Pubblicato il 18/07/2017

Alle puntuali raccomandazioni su alimentazione, abbigliamento e accorgimenti vari per difendersi dal caldo estivo e dell’afa delle nostre roventi città, andrebbero aggiunti anche i suggerimenti per tenere al fresco i medicinali. L’esposizione all’umidità e alle alte temperature, infatti, può alterarli, deteriorandone il principio attivo e, nel caso di mancata protezione ai raggi solari diretti, favorire anche la crescita microbica. Per queste ragioni è fondamentale conservarli in modo corretto.  

 

Non tutti sanno, ad esempio, che i liquidi sono più sensibili al caldo rispetto alle compresse.
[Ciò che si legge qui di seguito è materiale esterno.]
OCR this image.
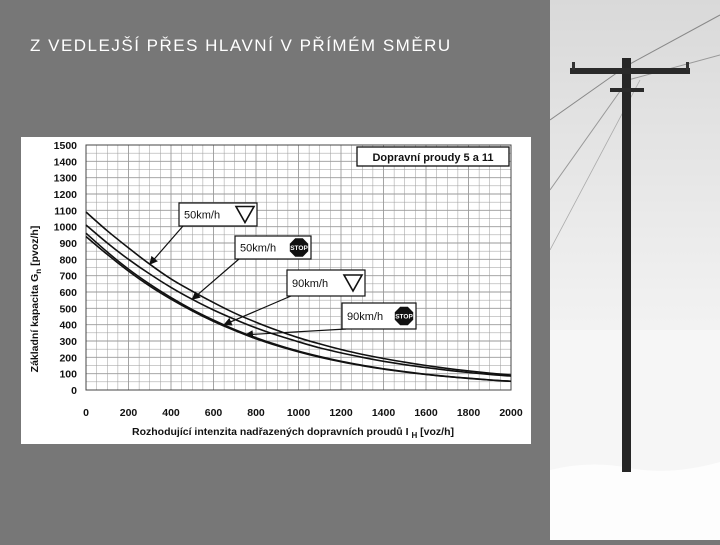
Z VEDLEJŠÍ PŘES HLAVNÍ V PŘÍMÉM SMĚRU
0
100
200
300
400
500
600
700
800
900
1000
1100
1200
1300
1400
1500
0	200 400 600 800 1000 1200 1400 1600 1800 2000
50km/h
50km/h STOP
90km/h
90km/h STOP
Dopravní proudy 5 a 11
Základní kapacita $G_n$ [pvoz/h]
Rozhodující intenzita nadřazených dopravních proudů I $_H$ [voz/h]
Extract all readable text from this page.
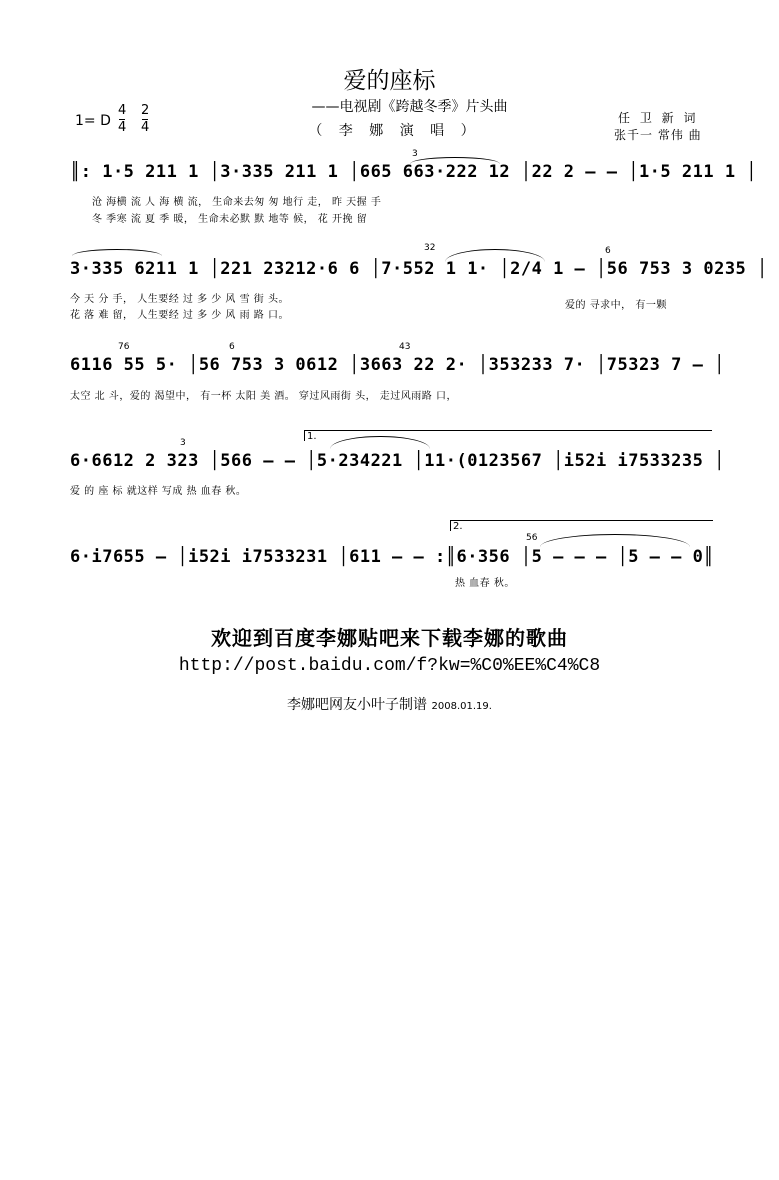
爱的座标
——电视剧《跨越冬季》片头曲
（ 李 娜 演 唱 ）
1= D
4
4
2
4
任 卫 新 词
张千一 常伟 曲
3
║: 1·5 211 1 │3·335 211 1 │665 663·222 12 │22 2 – – │1·5 211 1 │
沧 海横 流 人 海 横 流， 生命来去匆 匆 地行 走， 昨 天握 手
冬 季寒 流 夏 季 暖， 生命未必默 默 地等 候， 花 开挽 留
32	6
3·335 6211 1 │221 23212·6 6 │7·552 1 1· │2/4 1 – │56 753 3 0235 │
今 天 分 手， 人生要经 过 多 少 风 雪 街 头。
花 落 难 留， 人生要经 过 多 少 风 雨 路 口。
爱的 寻求中， 有一颗
76	6	43
6116 55 5· │56 753 3 0612 │3663 22 2· │353233 7· │75323 7 – │
太空 北 斗，爱的 渴望中， 有一杯 太阳 美 酒。 穿过风雨街 头， 走过风雨路 口，
1.
3
6·6612 2 323 │566 – – │5·234221 │11·(0123567 │i52i i7533235 │
爱 的 座 标 就这样 写成 热 血春 秋。
2.
56
6·i7655 – │i52i i7533231 │611 – – :║6·356 │5 – – – │5 – – 0║
热 血春 秋。
欢迎到百度李娜贴吧来下载李娜的歌曲
http://post.baidu.com/f?kw=%C0%EE%C4%C8
李娜吧网友小叶子制谱 2008.01.19.
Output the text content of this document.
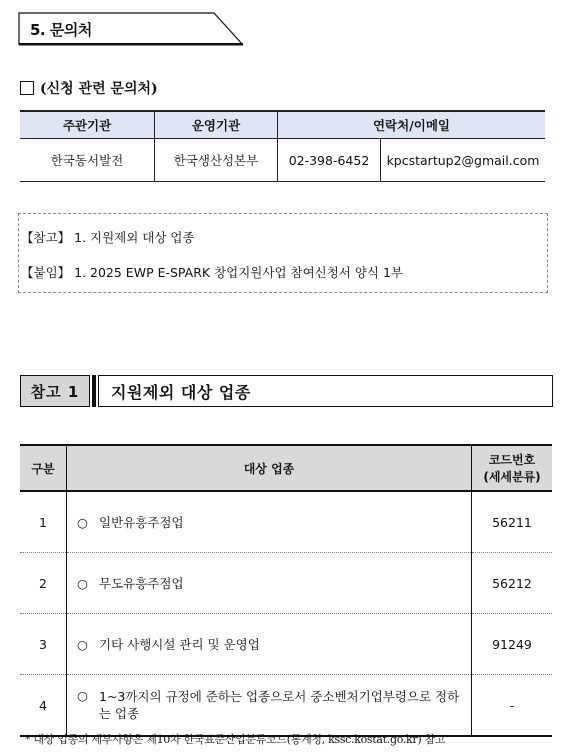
5. 문의처
(신청 관련 문의처)
주관기관	운영기관	연락처/이메일	
한국동서발전	한국생산성본부	02-398-6452	kpcstartup2@gmail.com
【참고】 1. 지원제외 대상 업종
【붙임】 1. 2025 EWP E-SPARK 창업지원사업 참여신청서 양식 1부
참고 1	지원제외 대상 업종
구분	대상 업종	코드번호
(세세분류)

1	○ 일반유흥주점업	56211
2	○ 무도유흥주점업	56212
3	○ 기타 사행시설 관리 및 운영업	91249
4	○ 1~3까지의 규정에 준하는 업종으로서 중소벤처기업부령으로 정하는 업종	-
* 대상 업종의 세부사항은 제10차 한국표준산업분류코드(통계청, kssc.kostat.go.kr) 참고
Che la temperatura di conservazione massima è 25 gradi centigradi e che superarla per un paio di giorni non pregiudica la qualità del farmaco, ma ne anticipa la data di scadenza. Che l’abitacolo dell’auto è da preferire al bagagliaio, dove le temperature possono salire eccessivamente, come spiega «Farmaci&Estate», una guida dell’Agenzia Italiana del Farmaco AIFA sull’argomento, che ricorda anche di prestare attenzione all’interazione tra farmaci e sole in termini di effetti avversi.  

 

Ma vi sono altri consigli di buon senso che possono aiutarci a proteggere i farmaci durante un viaggio e una vacanza d’estate. Intanto, pensare che «proprio come il cibo, anche tutti i farmaci – con e senza obbligo di prescrizione – con il caldo diventano più vulnerabili e si rischia che le loro componenti chimiche possano alterarsi e, di conseguenza, la loro efficacia si riduca», come fa sapere Assosalute, Associazione nazionale farmaci di automedicazione.  

 

Quindi, «leggere sempre attentamente le modalità di conservazione indicate dai foglietti illustrativi. Alcuni medicinali prevedono una conservazione in frigorifero; in questo caso, non rispettare la temperatura indicata potrebbe rendere il prodotto inefficace e a volte dannoso per la salute».  

 

Inoltre, prestare attenzione all’umidità: «In particolare, prodotti come strisce per test diagnostici – specie quelle utilizzate per verificare la glicemia, per la gravidanza o l’ovulazione – potrebbero danneggiarsi in quanto estremamente sensibili all’umidità». Infine, prestare attenzione all’aspetto del medicinale e, nel preparare i bagagli, fare in modo di rendere riconoscibili i singoli farmaci, senza mescolarli tutti insieme, perché si rischia altrimenti di non ricordare la data di scadenza di ciascuno.